Through the pickup's rear and front rectangles of bug-spattered glass, between my parents' heads and shoulders, like busts of local heroes, I had viewed "The Man With the Golden Arm," starring Frank Sinatra; and "Samson and Delilah," starring some no-name actors from many of the other drive-in movies; lots of cowboy and Indian films. The same gray cowboys would shoot from behind the same gray rocks and the same no-color redmen would tilt like trees from the same gray cliffs. Many of these same westerns I had already seen at summer tent shows in my home town of Statenville, Georgia.

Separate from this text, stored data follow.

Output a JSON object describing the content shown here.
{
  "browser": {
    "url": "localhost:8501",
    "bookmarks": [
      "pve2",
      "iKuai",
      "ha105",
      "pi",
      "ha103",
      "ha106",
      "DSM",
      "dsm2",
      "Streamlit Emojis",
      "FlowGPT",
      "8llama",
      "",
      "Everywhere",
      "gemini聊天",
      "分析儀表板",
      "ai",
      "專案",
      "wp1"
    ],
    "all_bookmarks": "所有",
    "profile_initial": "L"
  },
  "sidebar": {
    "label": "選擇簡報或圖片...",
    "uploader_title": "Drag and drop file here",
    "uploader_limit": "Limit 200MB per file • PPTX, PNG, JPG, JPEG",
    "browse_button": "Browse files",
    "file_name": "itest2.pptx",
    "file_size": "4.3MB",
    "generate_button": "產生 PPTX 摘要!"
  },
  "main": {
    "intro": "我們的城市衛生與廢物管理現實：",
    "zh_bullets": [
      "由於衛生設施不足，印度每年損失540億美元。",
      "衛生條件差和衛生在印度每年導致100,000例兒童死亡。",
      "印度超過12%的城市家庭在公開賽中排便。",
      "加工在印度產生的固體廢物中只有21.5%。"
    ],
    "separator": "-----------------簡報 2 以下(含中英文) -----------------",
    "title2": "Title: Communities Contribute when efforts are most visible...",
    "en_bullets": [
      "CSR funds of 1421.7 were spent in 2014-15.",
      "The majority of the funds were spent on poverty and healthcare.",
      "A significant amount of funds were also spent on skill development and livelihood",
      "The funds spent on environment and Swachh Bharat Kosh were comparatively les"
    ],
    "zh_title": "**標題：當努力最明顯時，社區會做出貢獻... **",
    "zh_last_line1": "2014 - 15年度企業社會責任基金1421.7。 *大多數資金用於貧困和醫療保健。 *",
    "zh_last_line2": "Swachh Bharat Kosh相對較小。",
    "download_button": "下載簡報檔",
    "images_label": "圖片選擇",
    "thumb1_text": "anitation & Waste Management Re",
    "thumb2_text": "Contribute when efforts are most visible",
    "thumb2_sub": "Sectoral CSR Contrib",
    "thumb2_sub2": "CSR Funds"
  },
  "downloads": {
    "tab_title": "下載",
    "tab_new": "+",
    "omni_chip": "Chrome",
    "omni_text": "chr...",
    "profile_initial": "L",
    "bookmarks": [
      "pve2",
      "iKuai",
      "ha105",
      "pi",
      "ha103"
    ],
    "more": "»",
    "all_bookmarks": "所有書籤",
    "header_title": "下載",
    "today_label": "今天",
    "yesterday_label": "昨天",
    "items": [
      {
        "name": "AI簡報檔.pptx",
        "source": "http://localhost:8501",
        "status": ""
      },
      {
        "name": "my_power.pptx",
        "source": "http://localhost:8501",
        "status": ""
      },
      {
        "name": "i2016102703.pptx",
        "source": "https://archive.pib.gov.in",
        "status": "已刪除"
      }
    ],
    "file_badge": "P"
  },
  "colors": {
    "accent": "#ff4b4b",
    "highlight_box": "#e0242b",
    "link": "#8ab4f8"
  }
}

But this time we were going to the Ritz in my cousin Fannie's car (just a car; in the fifties brands didn't count for diddly). She had two sets of children, a girl and a boy practically grown and four younger ones, ranging in ages from four to twelve--our double second cousins.
My mother, in the front seat with Fannie, had five head in the back seat, along with all four of Fannie's second set of children--offspring of home-body women and go-getter men.